Solution

Your first solution is really interresting!

Yes
Object.keys( window );
That javascript command show you all variables in a page :D

Oh god, I calculated everything and then realised I could just execute
String.fromCharCode(c,-(41-Math.floor(1806/13)),Math.sqrt(b-2)*29,(b*8)-29);
on the console -_-"

I use FIreBug and Console Firefox. 1. Found target - script; 2. Copy piece of script into console. 3.Use conole.log for every variable.

I used the Firefox Scratchpad (SHIFT + F4). Copy pasted this code and executed it.

a=window.location.host+""; b=a.length; c=4+((5*10)*2); d=String.fromCharCode(c,-(41-Math.floor(1806/13)),Math.sqrt(b-2)*29,(b*8)-29);

This was my way. This solution was nearly complete in the hints

javascrypt:alert(d)

Dude it’s Javascript and not Javascrypt

firebug lets you watch variables. I just added a break point and hovered over it

firebug lets you watch variables. I just added a break point and looked at the values

Something is definetly wrong with either the page or my browser. I had to solve this by looking up hints and even then those dont work. For example alert(d) for me brings back the date and time. plus my source code had no link like the one above, I used control+f to try and search it but it doesnt exist. I have no idea what has happened, i aced all the other Javascript levels in a couple of minutes without any help.

The page is fine. What you get with the methods you mentioned all depends on the context in which you try them. I suspect you are having trouble with the immediate redirect.

My solution is: String.fromCharCode(104,97,116,115) = ‘hats’

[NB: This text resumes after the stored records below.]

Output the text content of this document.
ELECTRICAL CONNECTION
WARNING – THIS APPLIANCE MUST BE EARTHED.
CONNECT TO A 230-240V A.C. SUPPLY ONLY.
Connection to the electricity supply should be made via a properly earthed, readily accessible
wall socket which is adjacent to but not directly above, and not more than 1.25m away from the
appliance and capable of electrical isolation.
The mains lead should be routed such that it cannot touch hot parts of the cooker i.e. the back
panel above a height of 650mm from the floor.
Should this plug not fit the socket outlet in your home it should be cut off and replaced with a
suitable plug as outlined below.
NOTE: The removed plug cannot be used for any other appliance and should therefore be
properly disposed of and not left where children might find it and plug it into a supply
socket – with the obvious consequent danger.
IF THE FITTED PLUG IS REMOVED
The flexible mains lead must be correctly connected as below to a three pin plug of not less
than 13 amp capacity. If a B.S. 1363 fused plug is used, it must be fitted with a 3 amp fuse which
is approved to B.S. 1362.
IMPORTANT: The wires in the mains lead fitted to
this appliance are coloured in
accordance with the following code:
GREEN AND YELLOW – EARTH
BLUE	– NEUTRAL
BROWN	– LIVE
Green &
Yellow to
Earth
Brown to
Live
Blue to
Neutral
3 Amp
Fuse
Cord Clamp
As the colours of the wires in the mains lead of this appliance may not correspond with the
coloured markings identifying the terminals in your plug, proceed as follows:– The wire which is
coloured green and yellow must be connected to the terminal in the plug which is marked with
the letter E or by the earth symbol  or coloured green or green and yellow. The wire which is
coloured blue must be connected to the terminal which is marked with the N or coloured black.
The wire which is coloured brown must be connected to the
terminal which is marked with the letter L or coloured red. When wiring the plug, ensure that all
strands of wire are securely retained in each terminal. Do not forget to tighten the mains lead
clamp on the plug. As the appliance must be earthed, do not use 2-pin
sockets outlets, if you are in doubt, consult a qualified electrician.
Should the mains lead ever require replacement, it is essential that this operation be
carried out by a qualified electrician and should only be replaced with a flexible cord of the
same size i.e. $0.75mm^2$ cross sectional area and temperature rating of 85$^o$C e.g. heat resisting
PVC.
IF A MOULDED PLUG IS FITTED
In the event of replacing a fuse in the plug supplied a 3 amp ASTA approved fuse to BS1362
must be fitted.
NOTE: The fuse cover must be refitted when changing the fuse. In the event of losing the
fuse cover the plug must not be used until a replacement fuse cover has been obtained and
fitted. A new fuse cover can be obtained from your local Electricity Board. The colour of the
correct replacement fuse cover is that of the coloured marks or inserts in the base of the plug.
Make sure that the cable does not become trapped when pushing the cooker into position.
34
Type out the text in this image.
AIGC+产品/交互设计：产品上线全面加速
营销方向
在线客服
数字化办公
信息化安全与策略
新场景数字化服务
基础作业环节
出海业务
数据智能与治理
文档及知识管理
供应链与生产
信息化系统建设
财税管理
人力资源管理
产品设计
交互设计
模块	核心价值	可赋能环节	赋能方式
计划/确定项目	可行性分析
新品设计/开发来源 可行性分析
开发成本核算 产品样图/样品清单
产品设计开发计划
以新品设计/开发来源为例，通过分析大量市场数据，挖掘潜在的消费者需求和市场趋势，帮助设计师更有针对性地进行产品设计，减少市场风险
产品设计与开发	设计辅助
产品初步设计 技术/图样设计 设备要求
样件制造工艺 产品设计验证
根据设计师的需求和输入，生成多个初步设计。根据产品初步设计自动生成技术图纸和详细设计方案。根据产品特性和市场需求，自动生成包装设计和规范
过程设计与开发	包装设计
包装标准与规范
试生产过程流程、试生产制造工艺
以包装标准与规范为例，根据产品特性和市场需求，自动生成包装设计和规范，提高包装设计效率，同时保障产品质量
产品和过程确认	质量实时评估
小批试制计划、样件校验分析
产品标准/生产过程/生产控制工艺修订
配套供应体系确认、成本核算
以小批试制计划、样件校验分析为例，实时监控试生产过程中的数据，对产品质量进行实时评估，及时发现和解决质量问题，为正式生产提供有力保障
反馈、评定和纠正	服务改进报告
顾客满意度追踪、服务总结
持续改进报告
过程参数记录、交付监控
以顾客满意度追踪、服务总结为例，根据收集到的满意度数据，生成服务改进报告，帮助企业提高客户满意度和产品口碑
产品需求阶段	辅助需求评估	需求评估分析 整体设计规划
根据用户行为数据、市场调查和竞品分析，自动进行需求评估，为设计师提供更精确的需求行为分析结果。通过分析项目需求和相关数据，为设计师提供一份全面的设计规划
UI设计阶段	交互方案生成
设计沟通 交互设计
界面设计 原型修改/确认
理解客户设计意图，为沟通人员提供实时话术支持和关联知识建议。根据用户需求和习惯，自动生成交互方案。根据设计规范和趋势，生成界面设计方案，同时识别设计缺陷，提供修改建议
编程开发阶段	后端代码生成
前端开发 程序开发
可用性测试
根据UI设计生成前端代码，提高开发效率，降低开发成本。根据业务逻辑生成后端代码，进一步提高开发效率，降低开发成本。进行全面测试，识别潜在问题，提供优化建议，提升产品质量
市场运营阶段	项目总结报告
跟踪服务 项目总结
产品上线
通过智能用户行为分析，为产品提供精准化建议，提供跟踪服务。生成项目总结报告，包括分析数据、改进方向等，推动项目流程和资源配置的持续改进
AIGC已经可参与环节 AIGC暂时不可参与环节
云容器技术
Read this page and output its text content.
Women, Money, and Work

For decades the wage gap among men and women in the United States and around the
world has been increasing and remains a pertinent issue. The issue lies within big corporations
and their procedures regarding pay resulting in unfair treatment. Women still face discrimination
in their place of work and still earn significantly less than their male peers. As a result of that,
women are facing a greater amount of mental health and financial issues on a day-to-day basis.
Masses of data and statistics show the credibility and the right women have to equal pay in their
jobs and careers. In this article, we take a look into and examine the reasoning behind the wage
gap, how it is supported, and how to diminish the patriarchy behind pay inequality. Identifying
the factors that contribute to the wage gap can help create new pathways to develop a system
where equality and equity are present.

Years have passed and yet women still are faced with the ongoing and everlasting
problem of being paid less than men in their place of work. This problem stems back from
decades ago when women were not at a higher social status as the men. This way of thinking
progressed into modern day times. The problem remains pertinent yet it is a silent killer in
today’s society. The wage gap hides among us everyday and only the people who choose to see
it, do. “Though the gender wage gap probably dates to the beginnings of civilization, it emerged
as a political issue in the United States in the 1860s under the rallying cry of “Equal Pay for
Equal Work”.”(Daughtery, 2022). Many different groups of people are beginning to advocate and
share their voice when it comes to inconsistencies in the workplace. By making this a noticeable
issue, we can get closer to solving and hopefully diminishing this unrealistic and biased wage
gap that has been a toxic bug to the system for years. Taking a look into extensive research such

Something is definetly wrong with either the page or my browser. I had to solve this by looking up hints and even then those dont work. For example alert(d) for me brings back the date and time. plus my source code had no link like the one above, I used control+f to try and search it but it doesnt exist. I have no idea what has happened, i aced all the other Javascript levels in a couple of minutes without any help.

Why are you copy/pasting someone else’s post, @Sparadrap**?

@dloser Too lazy ? lol

because I have the same problem

and I speak french, so I can’t explain

@Sparadrap : I don’t know what your browser is, and it shouldn’t be too relevant. However I’ll explain you my approach of this level.

1. Well, I disabled JS to get access to the page without having the prompt. Indeed, my browser didn’t want to allow me to access to the source code while the prompt was here, and if I closed it, I was redirected.

2. Now that I had access to the page, I just needed to find the JS code. Nothing in the main page, so I searched in the included scripts. “prompt” is a nice keyword to search.

3. I stumbled on this included JS script:
   <script type='text/javascript' src='https://hackthis-10af.kxcdn.com/files/js/min/extra_48d468a93b.js?1429997775'></script>

I looked inside, searched for the word “prompt” and got two results. The first one is irrelevant, the second is the one I was looking for? I just needed to take a look at the code beside to find the password.

@Sparadrap**: So should I also just copy/paste my response to that original question? If you’re not even going to try to add something new to the discussion, why should we try to help you?

Also, there is no reason for those two one-line posts. Think first, then post. If needed, edit existing post.

I don’t know that someone has already said this, but not necessary to disable the javascript.
Just when the window appears just click on the “Cancel” and press ESC and then you will stay on the page and the JS not going to throw back.
And then you can view the source code…

Otherwise you can view the code without do anything with the pop-up window just press F12 or Ctrl+U and that it.

thanks Kerachi and yuriko :)

Thanks !!!!! I’m tired ^-^

With firebug you can see all the variables used in the DOM menu, goeas a bit faster then prompting Object.keys( window) then alert( ) each suspicious variables to get their value - even though it’s basically the same thing

I usedconsole.trace()
Got a highlight into the script in line 38, i looked at it and saw (p==d)
Then just console.log(d)

Instead of showing alerts, you can log all the global variables

console.log(window);

How do you inspect element from the prompt? Just curious so I learn your first solution because it was cool.

Click on the “Cancel” button then hit “Esc” and you should be able to do what I did :)

Alright thank you! :)

I followed the hard way.
After spending a lot of time I finally got the solution ..
When I researched your solutions I learned a lot about using the console.
Thank you very much..

Happy my posts still let people learn things :)

They certainly encourage learning things Mugiwara27 :D

firebug —> DOM

to see all var

I checked the two scripts at the end (main and extra) and ctrl F for the password. To find out the value of d, i tried to stop the prompt request and type d at the console. I showed some s*** date. It didn’t work. Then I copied and pasted the code on the console. Then it showed hats.

Javascript can make a web page present strange behaviors and be dynamic, so variables can change continuously.

It would be interesting to have a challenge, where we have to fight code with code.

I used the Javascript profiler in chrome found where prompt was called and followed the breadcrumb trail for the password compare d,c,b,a and pasted the variable assignments into the dev console to calculate the value.